Ahmadinejad Describes Arab States' Actions on Syria as 'Joke'
إقرأ هذا الخبر بالعربيةIran on Monday said it backed Syrian President Bashar al-Assad's decision to start implementing an Arab League plan to quell the violence in his country by finally letting in observers.
But Tehran suggested it was not entirely happy with the pressure Arab states had brought to bear on Damascus, with President Mahmoud Ahmadinejad saying their action towards Syria was "like a joke."
Iran's deputy foreign minister for Arab and African affairs, Hossein Amir Abdolahian, told the state Arabic language television network Al-Alam that "Iran's official stance regarding Syria and the Arab League plan is that whatever Bashar al-Assad deems as acceptable, we would approve of and accept."
He added that the Arab League plan "contains many of the points Iran was also looking at," even if not all concerns were addressed.

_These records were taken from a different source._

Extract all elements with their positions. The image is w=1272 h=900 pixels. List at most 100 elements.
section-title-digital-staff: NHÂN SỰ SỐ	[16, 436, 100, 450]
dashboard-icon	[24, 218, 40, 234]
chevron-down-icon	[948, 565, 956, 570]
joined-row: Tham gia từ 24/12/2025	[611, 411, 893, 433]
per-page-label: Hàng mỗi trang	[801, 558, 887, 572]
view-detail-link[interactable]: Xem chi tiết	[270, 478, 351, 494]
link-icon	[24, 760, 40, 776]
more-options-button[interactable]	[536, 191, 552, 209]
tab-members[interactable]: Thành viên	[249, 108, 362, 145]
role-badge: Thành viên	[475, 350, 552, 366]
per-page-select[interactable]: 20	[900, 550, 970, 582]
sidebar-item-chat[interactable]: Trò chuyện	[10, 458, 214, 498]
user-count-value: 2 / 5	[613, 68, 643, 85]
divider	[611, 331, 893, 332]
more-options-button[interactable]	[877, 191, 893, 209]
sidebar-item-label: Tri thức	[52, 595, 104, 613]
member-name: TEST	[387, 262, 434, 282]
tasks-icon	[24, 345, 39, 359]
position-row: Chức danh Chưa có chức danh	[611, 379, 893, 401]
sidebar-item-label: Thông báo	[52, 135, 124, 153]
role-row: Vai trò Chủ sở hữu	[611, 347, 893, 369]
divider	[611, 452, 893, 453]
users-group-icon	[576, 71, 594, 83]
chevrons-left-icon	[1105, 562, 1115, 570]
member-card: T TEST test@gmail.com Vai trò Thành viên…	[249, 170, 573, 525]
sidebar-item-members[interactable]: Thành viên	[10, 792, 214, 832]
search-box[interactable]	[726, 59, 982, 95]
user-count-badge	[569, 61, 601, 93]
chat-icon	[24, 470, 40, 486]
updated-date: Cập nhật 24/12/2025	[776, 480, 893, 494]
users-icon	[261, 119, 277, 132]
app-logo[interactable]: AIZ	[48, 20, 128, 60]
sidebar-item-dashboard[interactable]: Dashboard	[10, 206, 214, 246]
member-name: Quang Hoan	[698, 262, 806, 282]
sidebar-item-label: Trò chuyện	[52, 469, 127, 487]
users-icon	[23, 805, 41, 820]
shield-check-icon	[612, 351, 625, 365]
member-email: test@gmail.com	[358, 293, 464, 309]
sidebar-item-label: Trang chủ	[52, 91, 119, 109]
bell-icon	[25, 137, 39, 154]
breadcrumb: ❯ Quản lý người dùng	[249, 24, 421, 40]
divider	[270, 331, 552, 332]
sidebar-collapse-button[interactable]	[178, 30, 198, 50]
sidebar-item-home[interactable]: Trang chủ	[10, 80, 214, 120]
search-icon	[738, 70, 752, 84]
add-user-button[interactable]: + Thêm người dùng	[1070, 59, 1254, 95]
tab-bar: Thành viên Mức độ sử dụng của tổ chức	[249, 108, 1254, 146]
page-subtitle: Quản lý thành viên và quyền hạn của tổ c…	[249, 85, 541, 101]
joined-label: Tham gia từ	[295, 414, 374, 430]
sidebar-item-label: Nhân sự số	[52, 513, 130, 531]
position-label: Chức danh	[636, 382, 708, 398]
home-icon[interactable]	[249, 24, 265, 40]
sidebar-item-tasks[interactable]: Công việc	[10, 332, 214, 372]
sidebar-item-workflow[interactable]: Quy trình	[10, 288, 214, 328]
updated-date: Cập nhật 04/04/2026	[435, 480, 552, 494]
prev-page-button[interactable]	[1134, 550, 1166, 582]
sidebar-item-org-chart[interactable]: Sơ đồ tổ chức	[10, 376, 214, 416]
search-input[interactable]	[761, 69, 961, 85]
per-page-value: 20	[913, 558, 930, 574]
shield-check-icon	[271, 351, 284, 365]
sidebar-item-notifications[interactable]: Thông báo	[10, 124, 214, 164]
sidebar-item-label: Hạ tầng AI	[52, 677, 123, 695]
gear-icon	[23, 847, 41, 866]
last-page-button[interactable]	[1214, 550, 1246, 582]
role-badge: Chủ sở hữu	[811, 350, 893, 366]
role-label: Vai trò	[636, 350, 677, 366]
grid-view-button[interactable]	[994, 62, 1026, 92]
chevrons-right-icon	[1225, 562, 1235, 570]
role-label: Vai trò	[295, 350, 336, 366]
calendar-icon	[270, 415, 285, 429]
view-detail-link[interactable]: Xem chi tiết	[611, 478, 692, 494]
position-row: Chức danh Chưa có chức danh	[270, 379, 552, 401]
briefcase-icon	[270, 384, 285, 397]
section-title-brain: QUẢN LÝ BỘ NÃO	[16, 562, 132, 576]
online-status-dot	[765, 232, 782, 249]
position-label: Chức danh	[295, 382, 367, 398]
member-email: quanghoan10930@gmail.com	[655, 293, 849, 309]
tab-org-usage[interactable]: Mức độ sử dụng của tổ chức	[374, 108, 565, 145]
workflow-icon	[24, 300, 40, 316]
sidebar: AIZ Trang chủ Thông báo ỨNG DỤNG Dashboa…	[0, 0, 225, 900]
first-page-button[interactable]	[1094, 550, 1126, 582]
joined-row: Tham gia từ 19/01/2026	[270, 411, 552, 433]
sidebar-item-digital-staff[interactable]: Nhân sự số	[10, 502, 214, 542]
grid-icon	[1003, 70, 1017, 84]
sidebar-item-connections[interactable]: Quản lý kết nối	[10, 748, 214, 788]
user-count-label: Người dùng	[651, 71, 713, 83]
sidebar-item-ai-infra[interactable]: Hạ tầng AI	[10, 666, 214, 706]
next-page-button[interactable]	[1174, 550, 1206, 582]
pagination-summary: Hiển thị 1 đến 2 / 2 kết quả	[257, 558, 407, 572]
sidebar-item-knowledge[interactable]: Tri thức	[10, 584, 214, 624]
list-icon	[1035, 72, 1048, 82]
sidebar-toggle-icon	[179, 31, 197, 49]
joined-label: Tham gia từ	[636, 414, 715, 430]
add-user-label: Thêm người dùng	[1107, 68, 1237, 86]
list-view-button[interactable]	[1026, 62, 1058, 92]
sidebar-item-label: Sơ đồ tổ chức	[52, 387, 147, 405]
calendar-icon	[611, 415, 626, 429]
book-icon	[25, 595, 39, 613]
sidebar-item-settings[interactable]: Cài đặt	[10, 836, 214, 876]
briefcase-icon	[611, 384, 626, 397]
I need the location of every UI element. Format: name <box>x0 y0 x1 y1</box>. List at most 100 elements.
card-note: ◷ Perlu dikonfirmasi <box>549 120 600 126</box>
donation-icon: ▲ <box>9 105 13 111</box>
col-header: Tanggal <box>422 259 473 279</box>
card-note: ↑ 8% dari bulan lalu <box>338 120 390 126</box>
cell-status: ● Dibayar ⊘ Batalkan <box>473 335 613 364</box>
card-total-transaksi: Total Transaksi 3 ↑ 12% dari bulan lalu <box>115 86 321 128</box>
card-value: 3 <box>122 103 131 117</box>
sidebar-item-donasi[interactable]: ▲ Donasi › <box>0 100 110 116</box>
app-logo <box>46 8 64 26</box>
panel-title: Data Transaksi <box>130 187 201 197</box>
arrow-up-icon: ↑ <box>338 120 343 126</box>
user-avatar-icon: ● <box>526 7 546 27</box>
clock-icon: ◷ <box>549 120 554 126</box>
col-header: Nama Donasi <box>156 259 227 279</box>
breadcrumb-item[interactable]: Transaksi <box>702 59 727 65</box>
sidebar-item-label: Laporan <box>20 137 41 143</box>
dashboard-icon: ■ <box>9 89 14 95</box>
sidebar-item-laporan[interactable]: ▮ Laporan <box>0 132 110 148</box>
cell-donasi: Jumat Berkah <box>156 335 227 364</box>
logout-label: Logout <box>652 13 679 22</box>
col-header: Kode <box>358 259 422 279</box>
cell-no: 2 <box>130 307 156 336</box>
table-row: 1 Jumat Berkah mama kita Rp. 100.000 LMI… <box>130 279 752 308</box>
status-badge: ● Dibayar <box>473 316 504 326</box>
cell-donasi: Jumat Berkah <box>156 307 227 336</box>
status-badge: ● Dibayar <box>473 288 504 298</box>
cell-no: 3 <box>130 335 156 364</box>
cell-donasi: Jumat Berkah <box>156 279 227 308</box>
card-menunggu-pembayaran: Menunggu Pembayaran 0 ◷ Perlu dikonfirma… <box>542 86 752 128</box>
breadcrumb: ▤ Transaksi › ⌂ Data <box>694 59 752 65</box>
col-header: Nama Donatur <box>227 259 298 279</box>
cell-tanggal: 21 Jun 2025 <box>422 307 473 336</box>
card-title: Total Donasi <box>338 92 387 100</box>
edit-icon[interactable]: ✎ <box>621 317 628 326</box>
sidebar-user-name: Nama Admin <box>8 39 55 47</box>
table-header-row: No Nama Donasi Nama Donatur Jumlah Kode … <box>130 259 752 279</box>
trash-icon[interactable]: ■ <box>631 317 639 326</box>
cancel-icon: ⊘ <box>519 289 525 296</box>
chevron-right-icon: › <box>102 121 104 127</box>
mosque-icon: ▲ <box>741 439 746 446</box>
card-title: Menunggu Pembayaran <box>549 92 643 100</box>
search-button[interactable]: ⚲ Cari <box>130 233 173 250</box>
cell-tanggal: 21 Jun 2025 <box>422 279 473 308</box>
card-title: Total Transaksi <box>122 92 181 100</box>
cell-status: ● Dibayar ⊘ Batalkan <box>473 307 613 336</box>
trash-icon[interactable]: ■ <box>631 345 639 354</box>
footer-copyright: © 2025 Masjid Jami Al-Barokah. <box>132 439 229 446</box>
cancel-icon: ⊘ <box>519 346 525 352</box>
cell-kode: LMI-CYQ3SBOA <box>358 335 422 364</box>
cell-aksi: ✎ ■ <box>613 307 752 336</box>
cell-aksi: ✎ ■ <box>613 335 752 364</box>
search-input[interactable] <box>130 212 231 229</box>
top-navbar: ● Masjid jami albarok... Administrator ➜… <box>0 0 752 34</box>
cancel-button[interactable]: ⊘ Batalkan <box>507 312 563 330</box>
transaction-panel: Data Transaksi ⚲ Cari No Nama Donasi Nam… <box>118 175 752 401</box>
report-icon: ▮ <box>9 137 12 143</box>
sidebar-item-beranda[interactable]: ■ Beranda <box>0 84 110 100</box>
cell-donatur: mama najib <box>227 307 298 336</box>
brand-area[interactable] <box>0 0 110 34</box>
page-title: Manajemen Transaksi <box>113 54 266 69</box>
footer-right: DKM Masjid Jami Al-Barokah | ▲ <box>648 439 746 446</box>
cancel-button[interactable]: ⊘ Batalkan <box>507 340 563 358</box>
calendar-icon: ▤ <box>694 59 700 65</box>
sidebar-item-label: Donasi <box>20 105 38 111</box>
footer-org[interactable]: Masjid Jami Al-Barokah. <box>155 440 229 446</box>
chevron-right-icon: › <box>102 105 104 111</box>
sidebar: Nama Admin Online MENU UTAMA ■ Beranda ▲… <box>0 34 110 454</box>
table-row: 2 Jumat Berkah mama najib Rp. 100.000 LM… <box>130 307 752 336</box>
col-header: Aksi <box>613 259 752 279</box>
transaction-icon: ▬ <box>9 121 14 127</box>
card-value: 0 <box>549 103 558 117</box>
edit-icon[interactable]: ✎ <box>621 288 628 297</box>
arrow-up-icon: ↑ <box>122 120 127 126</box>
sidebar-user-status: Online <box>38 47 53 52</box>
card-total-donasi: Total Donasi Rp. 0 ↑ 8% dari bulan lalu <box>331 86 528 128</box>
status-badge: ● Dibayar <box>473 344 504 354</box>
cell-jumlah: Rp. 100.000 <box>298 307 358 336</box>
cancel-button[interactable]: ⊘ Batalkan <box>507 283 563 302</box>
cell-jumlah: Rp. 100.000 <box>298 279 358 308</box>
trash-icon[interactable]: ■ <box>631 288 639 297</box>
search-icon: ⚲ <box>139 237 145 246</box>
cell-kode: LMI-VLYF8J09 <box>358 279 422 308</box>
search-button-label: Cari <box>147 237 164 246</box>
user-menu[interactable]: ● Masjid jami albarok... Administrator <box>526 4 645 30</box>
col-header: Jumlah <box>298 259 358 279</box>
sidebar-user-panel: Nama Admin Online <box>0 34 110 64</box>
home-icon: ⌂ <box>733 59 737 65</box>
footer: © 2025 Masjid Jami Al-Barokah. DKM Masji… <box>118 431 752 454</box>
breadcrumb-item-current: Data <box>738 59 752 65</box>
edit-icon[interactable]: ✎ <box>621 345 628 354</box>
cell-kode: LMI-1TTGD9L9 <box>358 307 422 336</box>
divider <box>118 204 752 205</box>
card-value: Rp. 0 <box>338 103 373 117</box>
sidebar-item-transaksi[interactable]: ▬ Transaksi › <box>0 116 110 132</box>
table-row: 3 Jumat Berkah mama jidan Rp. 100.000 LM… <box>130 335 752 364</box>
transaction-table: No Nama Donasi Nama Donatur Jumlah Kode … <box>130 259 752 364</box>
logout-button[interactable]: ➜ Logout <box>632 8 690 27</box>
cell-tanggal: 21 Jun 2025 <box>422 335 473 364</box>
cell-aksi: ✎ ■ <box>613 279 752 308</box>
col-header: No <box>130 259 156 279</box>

Ahmadinejad, though, criticized Arab nations for the way they had been treating Syria, Iran's principal ally in the Middle East.
"Certain regional countries carry out acts which Iran considers to be more like a joke," the official IRNA news agency quoted Ahmadinejad as saying.
"Some regional countries, which have never held an election, have come together and passed resolutions against another country saying 'Why don't you hold an election'?" he said.
Syria on Monday signed an agreement to allow foreign observers in to monitor the implementation of the Arab League plan designed to halt nine months of bloodshed that started when security forces cracked down on pro-democracy protesters.
The plan calls for a complete halt to the violence, the release of those detained as a result of recent events and the complete withdrawal of the military from towns and residential districts.
Syria was suspended from Arab League meetings and subjected to a raft of sanctions when it initially refused to let in the observers.